The increasing interest in micro-credentials can also be observed in official statistics: The topic was discussed in the January 2021 board meeting for the European Master in Official Statistics (EMOS).33 While the board stated some caution regarding the minimum requirements and the quality of the material, which is also discussed controversially in educational literature [43], the EMOS-Board acknowledged micro-credentials in their January discussion as “one way forward for personalizing teaching and providing certificates for smaller amounts of learning, especially for already employed professionals.”
Figure 3.
IPSDS has registered many requests from people who are very interested in one or a few IPSDS courses but are not able to commit to the whole Master’s program. Therefore, since summer 2021, IPSDS offers micro-credentials through the Mannheim Business School as so-called open courses. External participants can book all courses from the IPSDS curriculum individually. The open course participants join the students of the Master’s program for their selected course(s) and receive the same qualified learning experience in a proven online environment. After passing the course, they receive a certification of completion. For people interested in developing their skill set in a specific area, the program also offers course bundles (see Fig. 3), such as the course bundle on working with missing survey data. This bundle includes the two courses on item nonresponse and multiple imputation and an introductory R course since the other courses require a certain degree of R programming skills.
7.Summary
New sources of data and analysis methods provide opportunities to deliver more efficient and effective official statistical services. However, extracting relevant and reliable information from new and traditional sources and incorporating new and traditional data analysis methods into the statistical production process is a challenging task. These developments require those in charge of data generating processes, data storage, data analysis, and data output to periodically update their skills and knowledge in the area of survey and data science.

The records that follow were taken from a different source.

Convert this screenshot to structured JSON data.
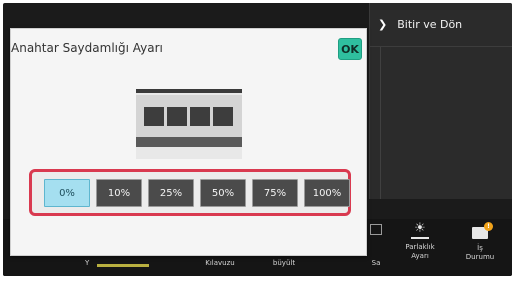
{
  "right_panel": {
    "finish_label": "Bitir ve Dön",
    "finish_icon": "chevron-right-icon"
  },
  "dialog": {
    "title": "Anahtar Saydamlığı Ayarı",
    "ok_label": "OK",
    "options": [
      {
        "label": "0%",
        "selected": true
      },
      {
        "label": "10%",
        "selected": false
      },
      {
        "label": "25%",
        "selected": false
      },
      {
        "label": "50%",
        "selected": false
      },
      {
        "label": "75%",
        "selected": false
      },
      {
        "label": "100%",
        "selected": false
      }
    ]
  },
  "bottom_bar": {
    "item_y": "Y",
    "item_kilavuzu": "Kılavuzu",
    "item_buyult": "büyült",
    "item_sa": "Sa",
    "item_parlaklik_line1": "Parlaklık",
    "item_parlaklik_line2": "Ayarı",
    "item_durum_line1": "İş",
    "item_durum_line2": "Durumu",
    "notification_glyph": "!"
  },
  "colors": {
    "ok_button": "#2fbf9f",
    "selected_option": "#a5dff0",
    "highlight_border": "#d93a50",
    "notification": "#f0a21a"
  }
}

For working professionals in official statistics, IPSDS offers a genuine online learning environment accessible from anywhere in the world since 2016. Both a master’s program, as well as certificates for single courses and bundles of courses, are available. One of the most important fields the students can apply new skills to is the field of official statistics. When the Master’s program was formally institutionalized as Master of Applied Data Science and Measurement at the Mannheim Business School and the University of Mannheim, program management applied to become certified as European Master in Official Statistics (EMOS)44 and was able to receive the label in May 2021 under conditions and recommendations.
The program emphasizes interaction between faculty and students as well as networking and working in (international) groups. A significant part of the faculty and the student body is currently working or has worked in statistical agencies in Europe and the US. The coordination of the IPSDS training with work and leisure time is possible through the flipped classroom design. Classes are a mix of synchronous and asynchronous learning in small groups of no more than fifteen students. Additional courses like the project consulting course, internships, work projects, and the Master’s project complement the Master’s program focused on applications in real-world data settings. The program covers data collection, data analysis, dissemination, and data quality, taking into account various data sources and their combination. Elective courses offer students insights into new developments like big data or geospatial data in official statistics complementing the skills they can gain in mandatory courses.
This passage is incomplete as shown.